# How Allegro is Beethoven's Allegro ma non troppo



## DavidA (Dec 14, 2012)

The first recording I bought of Beethoven's violin concerto (about 50 years ago) was that by Heifetz. As a young lad it cost me a bomb as it was full price and in mono. Putting it on I was initially shocked by the speed at which Heifetz took the first movement. I had always been used to hearing much slower, more 'reverent' performances. However, if one looks at Beethoven's marking of Allegro ma non troppo - ie fast but not too fast - this makes Heifetz's tempo about right. Many people, of course, used to the slower approach which was considered 'reverent' years ago, said Heifetz was superficial, playing it at that speed, but in recent years many more violinists have tended to adopt the faster speed which is presumably what Beethoven intended.

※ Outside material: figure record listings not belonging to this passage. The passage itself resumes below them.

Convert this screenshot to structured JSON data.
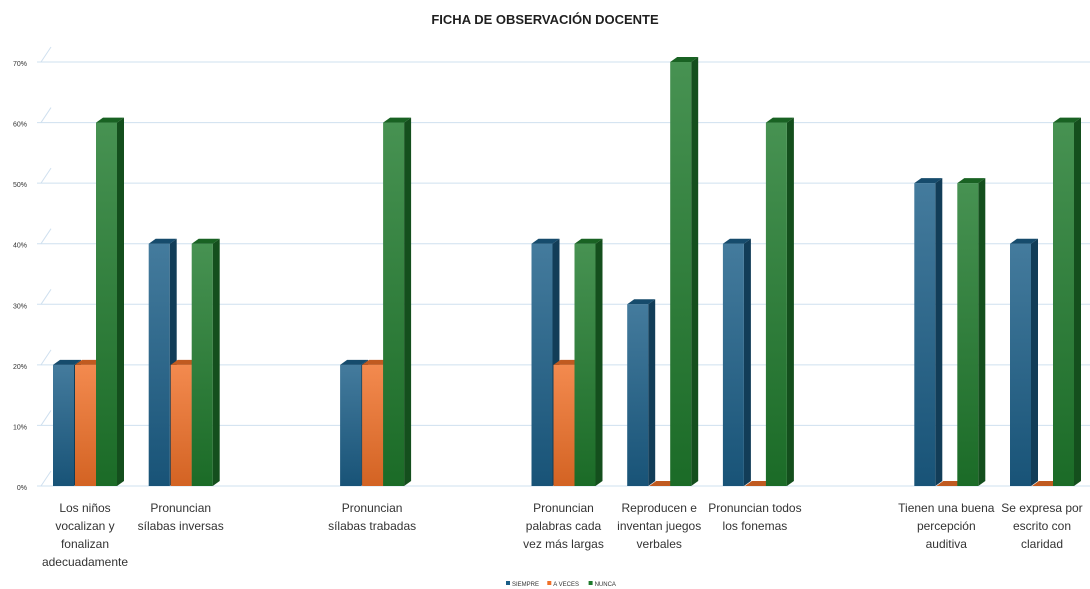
{
  "chart_data": {
    "type": "bar",
    "title": "FICHA DE OBSERVACIÓN DOCENTE",
    "categories": [
      "Los niños vocalizan y fonalizan adecuadamente",
      "Pronuncian sílabas inversas",
      "",
      "Pronuncian sílabas trabadas",
      "",
      "Pronuncian palabras cada vez más largas",
      "Reproducen e inventan juegos verbales",
      "Pronuncian todos los fonemas",
      "",
      "Tienen una buena percepción auditiva",
      "Se expresa por escrito con claridad"
    ],
    "category_lines": [
      [
        "Los niños",
        "vocalizan y",
        "fonalizan",
        "adecuadamente"
      ],
      [
        "Pronuncian",
        "sílabas inversas"
      ],
      [],
      [
        "Pronuncian",
        "sílabas trabadas"
      ],
      [],
      [
        "Pronuncian",
        "palabras cada",
        "vez más largas"
      ],
      [
        "Reproducen e",
        "inventan juegos",
        "verbales"
      ],
      [
        "Pronuncian todos",
        "los fonemas"
      ],
      [],
      [
        "Tienen una buena",
        "percepción",
        "auditiva"
      ],
      [
        "Se expresa por",
        "escrito con",
        "claridad"
      ]
    ],
    "series": [
      {
        "name": "SIEMPRE",
        "color": "#1b5e87",
        "values": [
          20,
          40,
          null,
          20,
          null,
          40,
          30,
          40,
          null,
          50,
          40
        ]
      },
      {
        "name": "A VECES",
        "color": "#f07028",
        "values": [
          20,
          20,
          null,
          20,
          null,
          20,
          0,
          0,
          null,
          0,
          0
        ]
      },
      {
        "name": "NUNCA",
        "color": "#1f7a2c",
        "values": [
          60,
          40,
          null,
          60,
          null,
          40,
          70,
          60,
          null,
          50,
          60
        ]
      }
    ],
    "yticks": [
      "0%",
      "10%",
      "20%",
      "30%",
      "40%",
      "50%",
      "60%",
      "70%"
    ],
    "ylim": [
      0,
      70
    ],
    "unit": "%",
    "grid": true,
    "legend_position": "bottom"
  }
}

Certainly performances by Kremer and Faust tend to adopt brisker tempi for the first movement. 
I must say as I got used to Heifetz's approach (and marvelled at the subtleties of shading he brought to the piece) I couldn't live with violinists who treated the movement more as an Andante. I bought the version by Josef Suk but just couldn't 'get' his leaden first movement tempo. A more recent slow coach was Vengerov with Rostropovich. Impossible (for me at least) at that tempo. Nothing like 'fast but not too fast'.
Anyone else any comments on this?


----------